Monday, December 17, 2012

We never thought we could get HIV. We were wrong

At first, Rachel Dilly was simply flattered by the attention from the handsome stranger. It had been almost a year since she had separated from her partner of 20 years, with whom she had three children, and, like so many middle-aged and newly single women, she had started to explore the world of online dating. The man who had contacted her seemed interesting and articulate. ‘We just clicked, so I agreed to meet him for dinner,’ recalls Rachel, a charity worker from Harpenden, Hertfordshire. 'All went well at first and romance ensued. 

But after a few months, things ‘fizzled out’. However, for Rachel, the brief affair would have a grave legacy. She began to feel ill, losing her sense of taste and smell and suffering from swollen glands and mouth ulcers. ‘My doctor thought it sounded like malaria but I hadn’t been abroad. When I found an ulcer on my body, I was referred to a GUM [genitourinary medicine] clinic. 

I wasn’t all that worried – more surprised than anything.’ Rachel was screened for all s**xually transmitted infections (STIs), including HIV. ‘I really didn’t think there was any way I could be HIV-positive. To me, it was just another blood test and I wasn’t worried.’
A week later, she returned for her results. The nurse was matter-of-fact. Rachel recalls: ‘She told me I was HIV-positive. It was like running into a brick wall. I don’t remember anything apart from terror. 

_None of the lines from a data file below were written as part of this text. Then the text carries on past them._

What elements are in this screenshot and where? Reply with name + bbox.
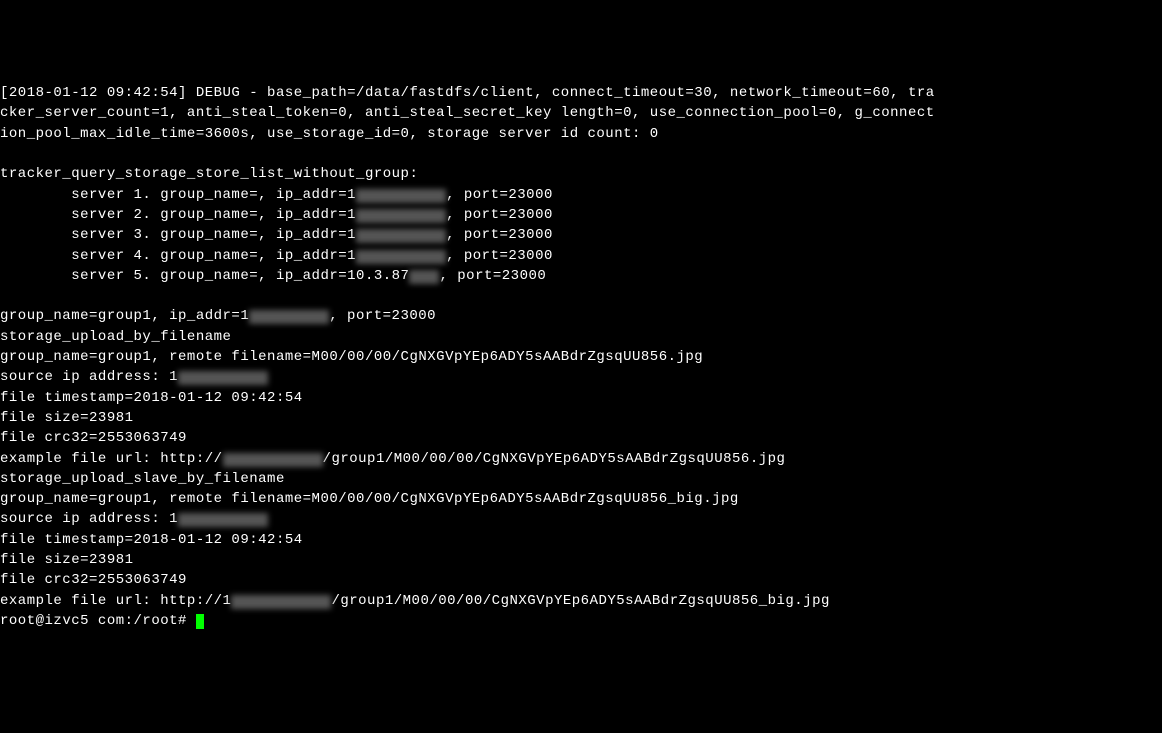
terminal-output[interactable]: [2018-01-12 09:42:54] DEBUG - base_path=… xyxy=(0,83,1162,631)
server-entry: server 5. group_name=, ip_addr=10.3.87 , … xyxy=(0,266,1162,286)
remote-filename-big: group_name=group1, remote filename=M00/0… xyxy=(0,489,1162,509)
upload-slave: storage_upload_slave_by_filename xyxy=(0,469,1162,489)
source-ip: source ip address: 1 xyxy=(0,509,1162,529)
tracker-header: tracker_query_storage_store_list_without… xyxy=(0,164,1162,184)
file-timestamp: file timestamp=2018-01-12 09:42:54 xyxy=(0,530,1162,550)
file-crc32: file crc32=2553063749 xyxy=(0,428,1162,448)
example-url-big: example file url: http://1/group1/M00/00… xyxy=(0,591,1162,611)
debug-line: [2018-01-12 09:42:54] DEBUG - base_path=… xyxy=(0,83,1162,103)
group-line: group_name=group1, ip_addr=1 , port=23000 xyxy=(0,306,1162,326)
remote-filename: group_name=group1, remote filename=M00/0… xyxy=(0,347,1162,367)
text: , port=23000 xyxy=(439,268,546,284)
upload-filename: storage_upload_by_filename xyxy=(0,327,1162,347)
redacted-ip xyxy=(356,229,446,243)
redacted-ip xyxy=(249,310,329,324)
file-size: file size=23981 xyxy=(0,408,1162,428)
source-ip: source ip address: 1 xyxy=(0,367,1162,387)
redacted-ip xyxy=(178,513,268,527)
text: server 1. group_name=, ip_addr=1 xyxy=(0,187,356,203)
text: , port=23000 xyxy=(446,207,553,223)
prompt-host: izvc5 com:/root# xyxy=(45,613,196,629)
redacted-ip xyxy=(178,371,268,385)
server-entry: server 4. group_name=, ip_addr=1 , port=2… xyxy=(0,246,1162,266)
text: example file url: http:// xyxy=(0,451,223,467)
debug-line: ion_pool_max_idle_time=3600s, use_storag… xyxy=(0,124,1162,144)
text: , port=23000 xyxy=(446,187,553,203)
cursor-icon xyxy=(196,614,204,629)
text: source ip address: 1 xyxy=(0,369,178,385)
blank-line xyxy=(0,286,1162,306)
text: /group1/M00/00/00/CgNXGVpYEp6ADY5sAABdrZ… xyxy=(331,593,829,609)
text: server 4. group_name=, ip_addr=1 xyxy=(0,248,356,264)
prompt-user: root@ xyxy=(0,613,45,629)
text: server 2. group_name=, ip_addr=1 xyxy=(0,207,356,223)
text: /group1/M00/00/00/CgNXGVpYEp6ADY5sAABdrZ… xyxy=(323,451,786,467)
text: , port=23000 xyxy=(329,308,436,324)
text: source ip address: 1 xyxy=(0,511,178,527)
redacted-ip xyxy=(356,209,446,223)
file-size: file size=23981 xyxy=(0,550,1162,570)
server-entry: server 3. group_name=, ip_addr=1 , port=2… xyxy=(0,225,1162,245)
text: , port=23000 xyxy=(446,227,553,243)
redacted-host xyxy=(223,453,323,467)
text: example file url: http://1 xyxy=(0,593,231,609)
text: group_name=group1, ip_addr=1 xyxy=(0,308,249,324)
redacted-ip xyxy=(356,189,446,203)
server-entry: server 2. group_name=, ip_addr=1 , port=2… xyxy=(0,205,1162,225)
text: , port=23000 xyxy=(446,248,553,264)
blank-line xyxy=(0,144,1162,164)
redacted-ip xyxy=(409,270,439,284)
redacted-ip xyxy=(356,250,446,264)
prompt-line[interactable]: root@izvc5 com:/root# xyxy=(0,611,1162,631)
debug-line: cker_server_count=1, anti_steal_token=0,… xyxy=(0,103,1162,123)
redacted-host xyxy=(231,595,331,609)
server-entry: server 1. group_name=, ip_addr=1 , port=2… xyxy=(0,185,1162,205)
file-timestamp: file timestamp=2018-01-12 09:42:54 xyxy=(0,388,1162,408)
example-url: example file url: http:// /group1/M00/00/… xyxy=(0,449,1162,469)
text: server 3. group_name=, ip_addr=1 xyxy=(0,227,356,243)
file-crc32: file crc32=2553063749 xyxy=(0,570,1162,590)
text: server 5. group_name=, ip_addr=10.3.87 xyxy=(0,268,409,284)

‘How could something like this happen to a person like me? Yes, I had unprotected s**x with a partner, but I never considered at my age that condoms were necessary. I had contraceptive injections, and that’s all I’d worried about. I realise now just what a huge mistake that was – I was incredibly naive.’ At first, understandably, Rachel was bereft. 

‘I was terrified about what would happen, and I became depressed and had panic attacks. I was also very ashamed. A health adviser at the clinic talked to me and answered all my questions. ‘I went back to her to talk a few times. I was reading lots of stuff on the internet which terrified me, but she reassured me.’

 Rachel told her children – then teenagers – about her diagnosis immediately. They were devastated. ‘They cried a lot and were convinced I was going to die. Even though I was very down, that made me want to fight, to prove them wrong. ‘A few weeks after diagnosis, I went out for a drive on a sunny day and decided I wasn’t going to let HIV kill me because I couldn’t leave my children without a mother.’

 Now, eight years on, Rachel, 48, has agreed to take part in a groundbreaking exhibition featuring 30 HIV-positive Britons whose photographs appear beside personal statements about living with the virus. The show marks the 30th anniversary of the death of Terrence Higgins, the first man to die of AIDS in the UK.